Originally published Wednesday, September 01, 2004
Winters in Montana were never mild when I was growing up there. The snow always threatened to bury the house, or at least cover the windows on one side of the house. One of my earliest memories of winter in Montana was that of a small Franklin stove. God bless Benjamin Franklin for his invention. Actually, to be technical, God bless David R. Rittenhouse who took Franklin’s flawed design of a freestanding cast-iron stove and made it work. Good ol’ Ben had originally designed his stove so the smoke would exit from the bottom, failing to realize that smoke rises and fire needs oxygen. His design did produce a stove that radiated a lot of heat, but wouldn’t stay lit for extended periods of time. Rittenhouse redesigned the stove with a pipe on top.
I loved that stove. I would awaken in the cold morning well before the sun broke over the mountains to the east and hover near the stove. It was on these mornings I would cherish the cinnamon toast and hot chocolate my mom would make for me. My dad would have already left for work. Often his would be the first tire tracks out on the long dirt road that lead to the main paved road.

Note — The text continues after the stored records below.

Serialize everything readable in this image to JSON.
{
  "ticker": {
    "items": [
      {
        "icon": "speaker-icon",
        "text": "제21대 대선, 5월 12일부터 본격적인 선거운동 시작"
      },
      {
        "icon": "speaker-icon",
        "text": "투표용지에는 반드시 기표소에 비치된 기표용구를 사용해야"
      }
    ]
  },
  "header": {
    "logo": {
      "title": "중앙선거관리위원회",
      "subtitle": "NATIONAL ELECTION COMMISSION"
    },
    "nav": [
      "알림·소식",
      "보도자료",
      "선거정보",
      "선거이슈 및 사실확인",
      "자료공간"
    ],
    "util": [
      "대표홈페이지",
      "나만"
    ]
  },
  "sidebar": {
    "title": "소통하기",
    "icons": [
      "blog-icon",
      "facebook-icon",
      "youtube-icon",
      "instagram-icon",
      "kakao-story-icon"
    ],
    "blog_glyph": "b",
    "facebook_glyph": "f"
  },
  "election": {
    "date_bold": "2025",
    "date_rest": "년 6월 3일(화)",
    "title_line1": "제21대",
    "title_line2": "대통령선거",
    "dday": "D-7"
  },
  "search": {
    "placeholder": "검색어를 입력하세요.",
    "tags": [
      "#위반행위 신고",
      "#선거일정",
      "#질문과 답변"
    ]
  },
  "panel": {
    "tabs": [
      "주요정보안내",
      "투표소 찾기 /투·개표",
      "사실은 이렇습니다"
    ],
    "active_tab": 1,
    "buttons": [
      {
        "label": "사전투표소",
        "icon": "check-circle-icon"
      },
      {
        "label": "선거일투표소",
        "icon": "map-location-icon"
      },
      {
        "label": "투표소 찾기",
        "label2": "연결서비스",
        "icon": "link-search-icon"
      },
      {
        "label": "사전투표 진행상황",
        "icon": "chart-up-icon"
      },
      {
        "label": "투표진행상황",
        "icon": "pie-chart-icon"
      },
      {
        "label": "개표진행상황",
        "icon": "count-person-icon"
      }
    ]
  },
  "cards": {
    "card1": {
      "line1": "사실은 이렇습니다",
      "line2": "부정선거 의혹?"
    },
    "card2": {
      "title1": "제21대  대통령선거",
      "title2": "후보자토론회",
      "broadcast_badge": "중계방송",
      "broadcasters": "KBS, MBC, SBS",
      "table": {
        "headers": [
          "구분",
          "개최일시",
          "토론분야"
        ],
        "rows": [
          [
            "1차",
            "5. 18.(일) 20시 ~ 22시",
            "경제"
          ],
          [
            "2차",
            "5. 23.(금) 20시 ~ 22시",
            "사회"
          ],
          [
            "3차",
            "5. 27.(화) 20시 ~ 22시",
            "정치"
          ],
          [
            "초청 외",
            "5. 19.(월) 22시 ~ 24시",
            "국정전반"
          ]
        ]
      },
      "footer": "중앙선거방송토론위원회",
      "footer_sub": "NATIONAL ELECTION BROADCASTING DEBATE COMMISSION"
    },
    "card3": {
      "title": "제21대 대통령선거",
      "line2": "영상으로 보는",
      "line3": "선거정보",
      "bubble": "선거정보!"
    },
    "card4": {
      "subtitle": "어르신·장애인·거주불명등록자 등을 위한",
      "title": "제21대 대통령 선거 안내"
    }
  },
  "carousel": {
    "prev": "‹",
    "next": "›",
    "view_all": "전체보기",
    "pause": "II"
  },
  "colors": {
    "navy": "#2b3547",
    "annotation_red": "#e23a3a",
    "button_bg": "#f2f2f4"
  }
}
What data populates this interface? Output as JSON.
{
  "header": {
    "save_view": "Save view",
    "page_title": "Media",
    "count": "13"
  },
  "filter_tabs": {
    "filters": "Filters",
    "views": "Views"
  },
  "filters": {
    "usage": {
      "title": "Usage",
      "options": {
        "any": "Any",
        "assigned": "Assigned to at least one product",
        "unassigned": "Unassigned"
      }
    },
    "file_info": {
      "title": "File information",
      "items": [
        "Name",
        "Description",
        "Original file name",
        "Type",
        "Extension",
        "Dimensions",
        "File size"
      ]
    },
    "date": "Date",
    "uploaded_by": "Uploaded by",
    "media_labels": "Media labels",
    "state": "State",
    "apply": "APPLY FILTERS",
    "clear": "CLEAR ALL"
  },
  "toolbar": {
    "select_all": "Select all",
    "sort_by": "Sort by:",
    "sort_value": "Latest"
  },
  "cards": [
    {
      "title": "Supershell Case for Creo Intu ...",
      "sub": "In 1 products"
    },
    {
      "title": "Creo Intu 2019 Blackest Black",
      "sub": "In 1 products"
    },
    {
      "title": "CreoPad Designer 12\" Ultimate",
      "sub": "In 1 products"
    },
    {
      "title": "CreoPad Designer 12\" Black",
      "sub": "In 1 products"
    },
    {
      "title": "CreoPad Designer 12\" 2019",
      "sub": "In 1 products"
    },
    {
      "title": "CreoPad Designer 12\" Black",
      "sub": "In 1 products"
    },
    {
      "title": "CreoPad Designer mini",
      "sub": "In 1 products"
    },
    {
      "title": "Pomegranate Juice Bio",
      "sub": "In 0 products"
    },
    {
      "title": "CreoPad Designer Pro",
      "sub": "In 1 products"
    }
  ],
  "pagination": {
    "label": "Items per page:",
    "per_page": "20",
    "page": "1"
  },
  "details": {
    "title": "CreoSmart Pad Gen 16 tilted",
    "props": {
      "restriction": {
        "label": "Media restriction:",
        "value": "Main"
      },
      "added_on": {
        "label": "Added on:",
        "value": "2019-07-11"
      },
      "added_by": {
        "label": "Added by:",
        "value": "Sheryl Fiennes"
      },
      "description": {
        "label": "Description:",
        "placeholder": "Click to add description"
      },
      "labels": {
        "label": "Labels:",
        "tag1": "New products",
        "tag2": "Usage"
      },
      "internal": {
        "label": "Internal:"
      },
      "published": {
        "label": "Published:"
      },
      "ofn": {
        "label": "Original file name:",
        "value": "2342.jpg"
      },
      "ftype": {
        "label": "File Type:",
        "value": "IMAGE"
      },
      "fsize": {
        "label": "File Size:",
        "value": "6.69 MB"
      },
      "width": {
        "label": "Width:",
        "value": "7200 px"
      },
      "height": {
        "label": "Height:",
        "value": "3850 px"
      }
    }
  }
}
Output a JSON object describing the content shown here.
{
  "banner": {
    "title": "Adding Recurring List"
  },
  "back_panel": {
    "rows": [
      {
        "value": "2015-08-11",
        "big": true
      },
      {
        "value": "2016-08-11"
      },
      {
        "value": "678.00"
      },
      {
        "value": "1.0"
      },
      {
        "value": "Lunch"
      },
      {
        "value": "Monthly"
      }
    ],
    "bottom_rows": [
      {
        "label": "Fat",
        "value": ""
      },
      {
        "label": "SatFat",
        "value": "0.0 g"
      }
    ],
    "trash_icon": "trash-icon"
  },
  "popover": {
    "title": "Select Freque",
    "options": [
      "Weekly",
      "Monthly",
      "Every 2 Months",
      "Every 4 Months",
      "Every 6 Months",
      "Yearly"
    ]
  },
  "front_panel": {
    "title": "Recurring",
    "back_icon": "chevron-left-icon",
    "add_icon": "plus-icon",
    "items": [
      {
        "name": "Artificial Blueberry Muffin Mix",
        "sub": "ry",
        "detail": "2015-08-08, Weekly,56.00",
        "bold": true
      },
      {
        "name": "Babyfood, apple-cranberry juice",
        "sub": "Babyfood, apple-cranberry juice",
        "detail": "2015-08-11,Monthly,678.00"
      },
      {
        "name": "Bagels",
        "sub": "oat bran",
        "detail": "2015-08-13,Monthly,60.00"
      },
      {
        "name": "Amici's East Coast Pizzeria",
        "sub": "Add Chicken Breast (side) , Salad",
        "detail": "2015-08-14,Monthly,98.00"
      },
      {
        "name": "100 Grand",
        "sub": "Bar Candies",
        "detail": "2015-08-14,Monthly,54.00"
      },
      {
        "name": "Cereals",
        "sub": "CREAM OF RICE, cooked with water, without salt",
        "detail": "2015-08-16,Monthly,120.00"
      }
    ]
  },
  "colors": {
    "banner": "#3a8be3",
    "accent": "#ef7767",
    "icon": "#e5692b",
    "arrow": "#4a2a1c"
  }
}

As I grew up, winter was more than just cold and snow. The hill that led down to the lake became an ultimate sledding course. The lake itself would freeze over with ice sometimes two feet thick and would become the largest ice skating rink I have ever known. I loved ice-skating on that lake. At night, the frozen lake would speak and sing. The ice was always under some form of stress and that stress would result in cracks erupting. Each crack was a voice and sometimes the voices gathered into choirs. As spring approached, the ice would get more talkative. On a good day I would skate from my house, to Kim’s Marina, into Chinaman’s Campground, over to Yacht Basin, around Cemetery Island, back to home. That would take me about three hours. I would do this alone, which wasn’t without risk.
I never fully realized the risks involved until that one winter when I was skating along and hit thin ice and fell in. I sank with the weight of the skates on my feet and struggled to get my arms on the ice, but the ice kept breaking. Turning towards shore, I kept breaking the ice until my feet touched bottom and then continued moving towards land. I don’t have a recollection of being cold, I think fear and adrenaline kept me warm enough. As soon as I hit the beach, I ran the best I could with my skates on towards the house. I was luckily over an area that was called ‘the point’ which was a stretch of beach on the north side of Magpie Bay, which wasn’t too far from home. The run home was cold, that I do recall keenly. My fingers and toes were numb and I was shivering like mad. The frostbite was minor, but to this day, a good blast from the air conditioner will make my ears, fingers, and toes burn and ache.
I understood from that moment on, the true treachery of that area of the lake. It didn’t take much warmth in that are for that section of the ice to melt away when the rest of the lake was still several inches thick. Unfortunately, not enough people knew this. One winter’s night when I was in high school, I was getting a hair cut from my mom. I noticed a light flashing from the lake. On closer inspection, it was coming from a man stranded out there. I grabbed an orange water float that was meant to be pulled behind a boat and ran out to the point to help guide the man ashore. He had been following the tracks of his father’s homemade snowmobile when he got to this section. The ice was cracking around him and he was unsure of where to move to get back to safety. Luckily he had been on foot and was able to hear the sounds and sense the fragility of the ice. His father who had been out on the snowmobile much earlier in the day, didn’t have that notice and plunged through the thin ice. His father had fallen into the iced over lake a dozen yards away from where I fell in. I only had to move several feet to find footing, no one knows what conditions under which that man was struggled.
As the lake thawed with the approach of spring, the ice would melt away from the shore, leaving a giant tantalizing raft of ice floating out in the center. The air would be warm, the ground was wet instead of frozen and talk among my brothers and sisters would turn from winter things to who would be the first in the lake. If there were any Rites of Childhood for me, attempting to be first in the lake had to be one of the most cherished. How hard could it be, in March and sometimes April, when the lake was shedding it’s icy crust, to take a dip. The water was crystal clear and so tempting. The lake was cold, but feeling it with your hand, you couldn’t see how it was so cold as to prevent you from taking that quick dip and thus earning the title First In The Lake.
Dressed in bathing suits a few would line up and make their attempts. Some would get to their knees, few would get to their waists, and I dare say that I have no recollection of anyone going in all the way. As the ice disappeared completely and the sun was out longer, eventually someone would get in, but by that time the boaters were already on the lake and the title was a bit more meaningless because summer was around the corner.